Constantine, Metropolitan of Kiev (d. 1159), was sent by Grand Prince Yuri to get the Seal of Approval™ from the Ecumenical Patriarch to become the Metropolitan of Kiev. It seems Yuri’s predecessor Izyaslav had forced the bishops of Russia to elect Schemamonk Clement as metropolitan without Constantinopolitan approval. (Not all the bishops acceded, bless their hearts.) Constantine returned carrying the patriarchal imprimatur, deposed Clement, and disordained Clement’s ordainees. (Unordained? De-ordained?) When Yuri went to the great Kremlin in the sky, bickering arose as to who was the rightful Metropolitan. The princes decided to reshuffle the deck and re-deal—they asked the Patriarch to depose both Constantine and Clement, and send them somebody new. The Patriarch agreed, and Theodore was made Metropolitan. Constantine quietly withdrew to Chernigov.
Constantine got the bishop to promise to carry out his will sight unseen (don’t try this at home), and when the will was read, the assembly was horrified—it specified that his body be dragged out of the city and left for the dogs to eat, as penance for the troubles he felt he had caused. The bishop felt constrained by his word, so the body was dumped in a field outside the city limits. Immediately there arose strong winds, earthquakes, thunder, lightning, and other elements of the pathetic fallacy. (Eight people were struck by lightning simultaneously, which ought to be in Guinness if it’s not.) At night, three pillars of fire appeared above the body. After three days of this, Prince Svyatoslav ordered that he be buried with fitting honors. The clouds parted, birds sang, the earthquakes stopped, and the people praised God.
Boniface of Crediton (680–755) (né Winfrid) decided at age 5 to become a monk. At 7 he started school in Exeter. At 14 he moved to the abbey school in Winchester, studied under Winbert, and was monkified. He eventually became director of the school, and wrote the first Latin grammar published in England. He was priested at 30, and went off (with Winbert’s grudging consent) to join a mission to Friesland. The mission failed due to the “ascendancy of the pagans.” What exactly that means is left as an exercise for the reader.
When Winbert died the monks tried to abbotify Winfred, but he escaped to Rome, where Pope (St.) Gregory II gave him the name Boniface and sent him to evangelize Hesse (the region in Bavaria, not Herman). When the local ruler Radbod (stop that) died, Boniface fell back to Friesland, but when Willibrord tried to make him his successor, he returned to Bavaria.
After a whirlwind trip to Rome to be bishopified, Boniface took an axe to the Oak of Thor, a sacred tree near Fritzlar. He then stood on the stump and said to the aghast pagans, “My God’s bigger than your god.” When nothing happened, many of the pagans realized their gods were powerless. We’re not told what the other ones thought.

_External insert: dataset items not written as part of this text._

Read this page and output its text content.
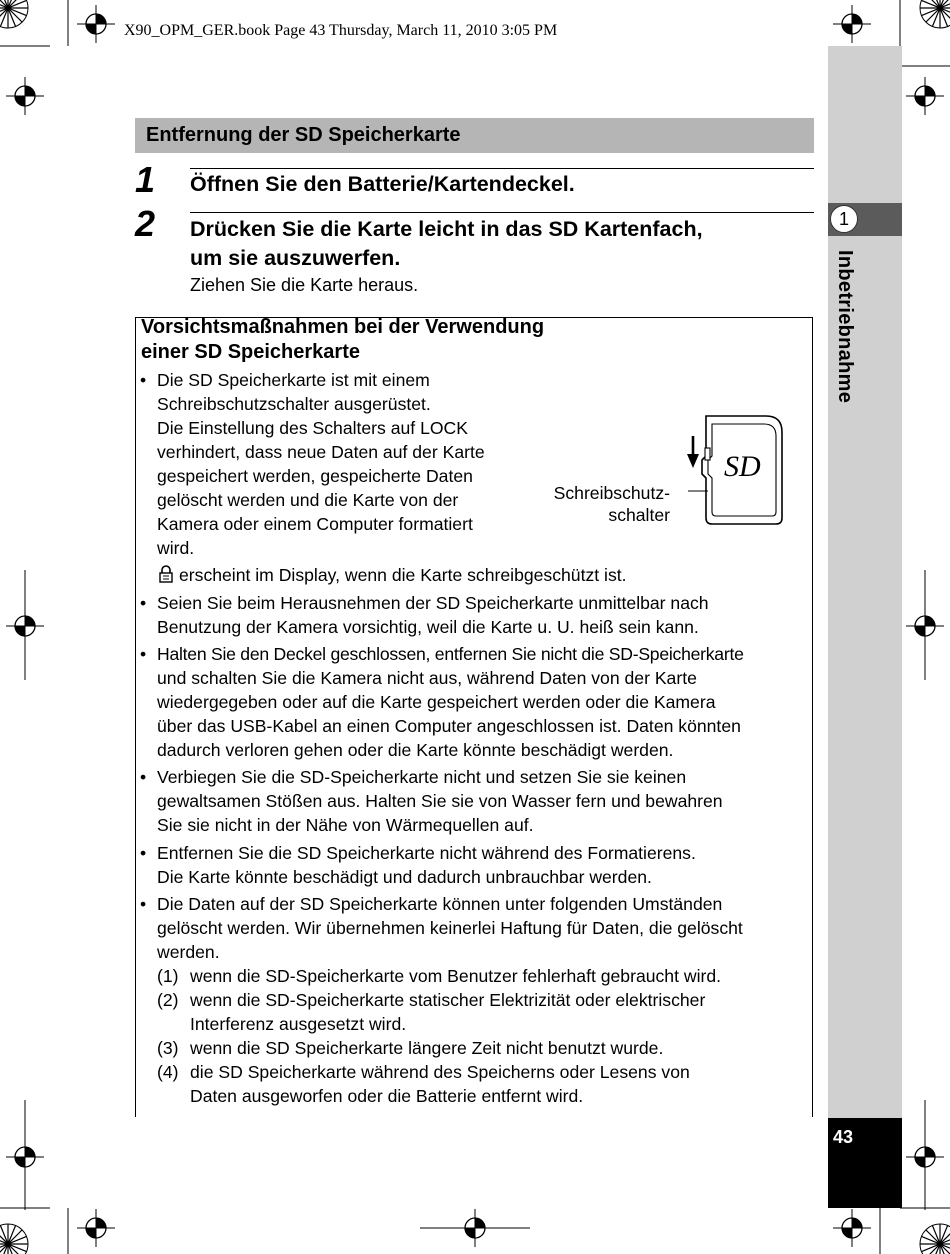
X90_OPM_GER.book Page 43 Thursday, March 11, 2010 3:05 PM
1
Inbetriebnahme
43
Entfernung der SD Speicherkarte
1 Öffnen Sie den Batterie/Kartendeckel.
2 Drücken Sie die Karte leicht in das SD Kartenfach,
um sie auszuwerfen.
Ziehen Sie die Karte heraus.
Vorsichtsmaßnahmen bei der Verwendung
einer SD Speicherkarte
• Die SD Speicherkarte ist mit einem
Schreibschutzschalter ausgerüstet.
Die Einstellung des Schalters auf LOCK
verhindert, dass neue Daten auf der Karte
gespeichert werden, gespeicherte Daten
gelöscht werden und die Karte von der
Kamera oder einem Computer formatiert
wird.
erscheint im Display, wenn die Karte schreibgeschützt ist.
SD
Schreibschutz-
schalter
• Seien Sie beim Herausnehmen der SD Speicherkarte unmittelbar nach
Benutzung der Kamera vorsichtig, weil die Karte u. U. heiß sein kann.
• Halten Sie den Deckel geschlossen, entfernen Sie nicht die SD-Speicherkarte
und schalten Sie die Kamera nicht aus, während Daten von der Karte
wiedergegeben oder auf die Karte gespeichert werden oder die Kamera
über das USB-Kabel an einen Computer angeschlossen ist. Daten könnten
dadurch verloren gehen oder die Karte könnte beschädigt werden.
• Verbiegen Sie die SD-Speicherkarte nicht und setzen Sie sie keinen
gewaltsamen Stößen aus. Halten Sie sie von Wasser fern und bewahren
Sie sie nicht in der Nähe von Wärmequellen auf.
• Entfernen Sie die SD Speicherkarte nicht während des Formatierens.
Die Karte könnte beschädigt und dadurch unbrauchbar werden.
• Die Daten auf der SD Speicherkarte können unter folgenden Umständen
gelöscht werden. Wir übernehmen keinerlei Haftung für Daten, die gelöscht
werden.
(1) wenn die SD-Speicherkarte vom Benutzer fehlerhaft gebraucht wird.
(2) wenn die SD-Speicherkarte statischer Elektrizität oder elektrischer
Interferenz ausgesetzt wird.
(3) wenn die SD Speicherkarte längere Zeit nicht benutzt wurde.
(4) die SD Speicherkarte während des Speicherns oder Lesens von
Daten ausgeworfen oder die Batterie entfernt wird.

In another place, he found the locals playing a game involving throwing sticks to knock down other sticks (this was before lacrosse had been invented, and entertainment was thin). Boniface reinterpreted the game to signify purity of spirit knocking down demons. Our source doesn’t say if he changed the scoring rubrics.
Eventually he was made Metropolitan of trans-Rhine Germany. He created sees, founded monasteries, presided over synods, and even crowned a king. In his old age he heard that Christian Friesenlanders were deconverting, so he resigned his see and headed back. After he had enjoyed some success there, his camp was one day attacked by a hostile band (perhaps Megadeth). He was killed while reading a book, and for centuries the blood-stained book was displayed as a relic. He is called the “Apostle of Germany,” and is the patron saint of brewers, which seems wonderfully fitting.